Para tanto, ele deverá demonstrar que convocou a empregada para retornar às suas atividades, antes de dispensá-la por justa causa. Tal elemento é necessário para demonstrar um dos requisitos da falta grave por abandono que é a intenção de não mais trabalhar (animus abandonandi).
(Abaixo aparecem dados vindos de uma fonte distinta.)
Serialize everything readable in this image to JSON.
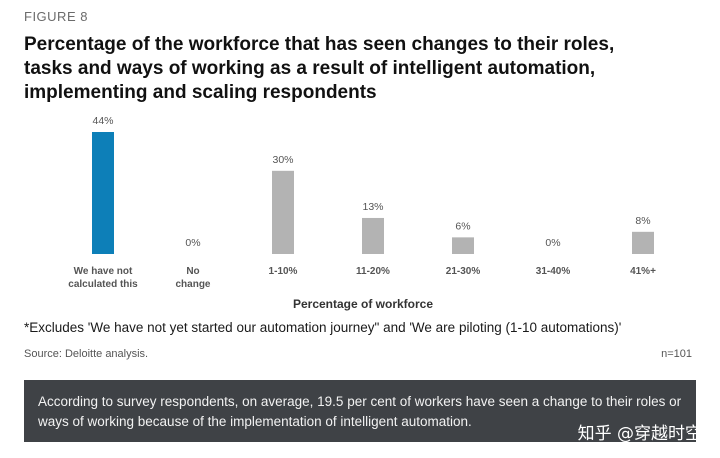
{
  "figure_label": "FIGURE 8",
  "chart_data": {
    "type": "bar",
    "title": "Percentage of the workforce that has seen changes to their roles, tasks and ways of working as a result of intelligent automation, implementing and scaling respondents",
    "xlabel": "Percentage of workforce",
    "ylabel": "",
    "categories": [
      [
        "We have not",
        "calculated this"
      ],
      [
        "No",
        "change"
      ],
      [
        "1-10%"
      ],
      [
        "11-20%"
      ],
      [
        "21-30%"
      ],
      [
        "31-40%"
      ],
      [
        "41%+"
      ]
    ],
    "values": [
      44,
      0,
      30,
      13,
      6,
      0,
      8
    ],
    "value_labels": [
      "44%",
      "0%",
      "30%",
      "13%",
      "6%",
      "0%",
      "8%"
    ],
    "ylim": [
      0,
      44
    ],
    "grid": false,
    "colors": {
      "highlight": "#0d7fb8",
      "default": "#b3b3b3",
      "label": "#555555",
      "axis_title": "#333333"
    },
    "highlight_index": 0
  },
  "footnote": "*Excludes 'We have not yet started our automation journey\" and 'We are piloting (1-10 automations)'",
  "source": "Source: Deloitte analysis.",
  "sample_size": "n=101",
  "banner_text": "According to survey respondents, on average, 19.5 per cent of workers have seen a change to their roles or ways of working because of the implementation of intelligent automation.",
  "watermark": "知乎 @穿越时空"
}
Neste sentido, vale destacar trecho do acórdão relatado pelo ministro Alexandre de Souza Agra Belmonte, no AIRR 00249913720235240003, publicado em 27/11/2024, segundo o qual:

A Turma aduziu que a garantia de emprego da empregada gestante, como todo direito, não é absoluto, e concluiu que “em decorrência do reconhecimento da regularidade da dispensa motivada em razão da do abandono de emprego, a autora terminou abrindo mão da garantia de emprego, especialmente quando se constata que na verdade o que pretende a autora é monetarização do direito, pois em momento algum requereu a reintegração ao trabalho, o que, com todas as venias, arranha até mesmo o dever de boa-fé.” (f. 185). Como a rescisão do contrato de trabalho da autora foi por justa causa, por abandono de emprego, mesmo estando grávida, ela não tem direito à estabilidade provisória prevista no art. 10, II, b, do ADCT, posto que ele protege a trabalhadora gestante apenas contra a dispensa arbitrária ou sem justa causa, o que não é o caso dos autos. Logo, não há falar em violação ao art. 10, II, ‘b’, do ADCT”.
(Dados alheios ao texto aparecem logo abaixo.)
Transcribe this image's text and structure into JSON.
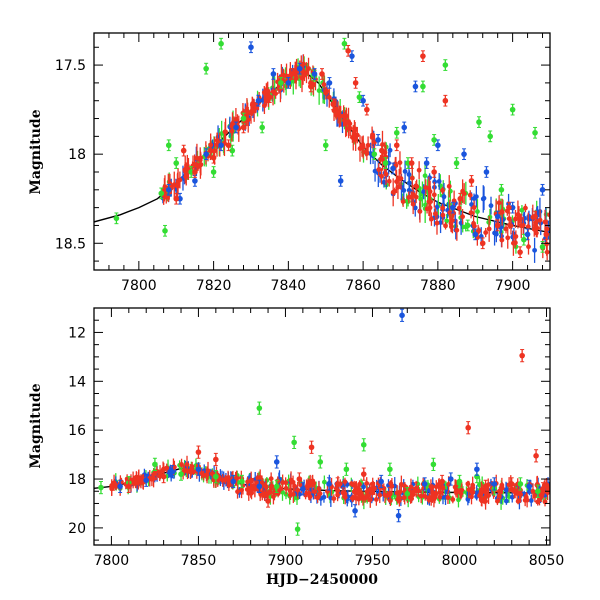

Deste modo, tendo sido caracterizada a dispensa por justa causa em virtude do abandono de emprego, não há falar em direito à estabilidade provisória da gestante, uma vez que o artigo 10, inciso II, alínea b, do Ato das Disposições Constitucionais Transitórias só veda a dispensa arbitrária ou sem justa causa da empregada gestante, não havendo vedação à demissão por justa causa.

 


[1] A título de exemplo, a decisão TST – RR: 00113948720235030131, da lavra da Ministra Relatora Morgana De Almeida Richa, Data de Publicação: 14/01/2025

[2] DIREITO À MATERNIDADE. PROTEÇÃO CONSTITUCIONAL CONTRA DISPENSA ARBITRÁRIA DA GESTANTE. EXIGÊNCIA UNICAMENTE DA PRESENÇA DO REQUISITO BIOLÓGICO. GRAVIDEZ PREEXISTENTE À DISPENSA ARBITRÁRIA. MELHORIA DAS CONDIÇÕES DE VIDA AOS HIPOSSUFICIENTES, VISANDO À CONCRETIZAÇÃO DA IGUALDADE SOCIAL. DIREITO À INDENIZAÇÃO. RECURSO EXTRAORDINÁRIO DESPROVIDO. 1. O conjunto dos Direitos sociais foi consagrado constitucionalmente como uma das espécies de direitos fundamentais, se caracterizando como verdadeiras liberdades positivas, de observância obrigatória em um Estado Social de Direito, tendo por finalidade a melhoria das condições de vida aos hipossuficientes, visando à concretização da igualdade social, e são consagrados como fundamentos do Estado democrático, pelo art. IV, da Constituição Federal. 2. A Constituição Federal proclama importantes direitos em seu artigo , entre eles a proteção à maternidade, que é a ratio para inúmeros outros direitos sociais instrumentais, tais como a licença-gestante e, nos termos do inciso I do artigo , o direito à segurança no emprego, que compreende a proteção da relação de emprego contra despedida arbitrária ou sem justa causa da gestante. 3. A proteção constitucional somente exige a presença do requisito biológico: gravidez preexistente a dispensa arbitrária, independentemente de prévio conhecimento ou comprovação. 4. A proteção contra dispensa arbitrária da gestante caracteriza-se como importante direito social instrumental protetivo tanto da mulher, ao assegurar-lhe o gozo de outros preceitos constitucionais – licença maternidade remunerada, princípio da paternidade responsável –; quanto da criança, permitindo a efetiva e integral proteção ao recém-nascido, possibilitando sua convivência integral com a mãe, nos primeiros meses de vida, de maneira harmônica e segura – econômica e psicologicamente, em face da garantia de estabilidade no emprego –, consagrada com absoluta prioridade, no artigo 227 do texto constitucional, como dever inclusive da sociedade (empregador). 5. Recurso Extraordinário a que se nega provimento com a fixação da seguinte tese: A incidência da estabilidade prevista no art. 10, inc. II, do ADCT, somente exige a anterioridade da gravidez à dispensa sem justa causa.”(RE 629053, Relator p/ Acórdão Ministro Alexandre de Moraes, Tribunal Pleno, DJe 27.2.2019, destaque acrescido).